The same executable (life.nexe on Windows) is used in both cases — it just uses a different loader in each (a stand-alone executable or a browser plugin).  This example runs very quickly.  You can use the mouse to add cells wherever you click.  I could watch this all day.

The API Reference for Native Client can be found here.  I haven’t read through all of it yet.  The API is written in C++.  I like the fact that it’s cross-platform, but I presume that the executables have to be compiled for each operating system.  Judging from the Python code in the stand-alone loader, I’m guessing that the browser plugin’s loader will automatically look for the platform-correct executable on the host system (UPDATE: Sven corrected my assumption – the .nexe’s generated from the compilation are platform-independent).  But I haven’t tried creating any Native Client modules of my own yet.
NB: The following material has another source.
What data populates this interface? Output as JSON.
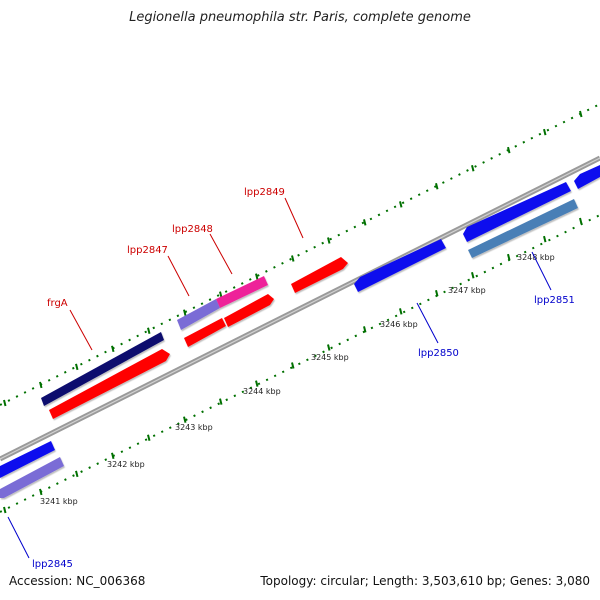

This technology is designed to handle processing loads that are deemed too onerous for pure JavaScript, or a combination of JavaScript and server-side processing.  One example would be image editing, which would be quite difficult to do in pure JavaScript (even if you can rely on the Canvas object).  But sending commands to the server to modify the image and ship it back to the client gets expensive in a hurry.  The ideal model would be to perform all the image manipulation in the client and then send the final result back to the server (if needed).

What do you think?  Will Native Client finally give us the processing power we’ve always wanted in the web client?  Or will it open too many security vulnerabilities? Will NaCl be worth its salt?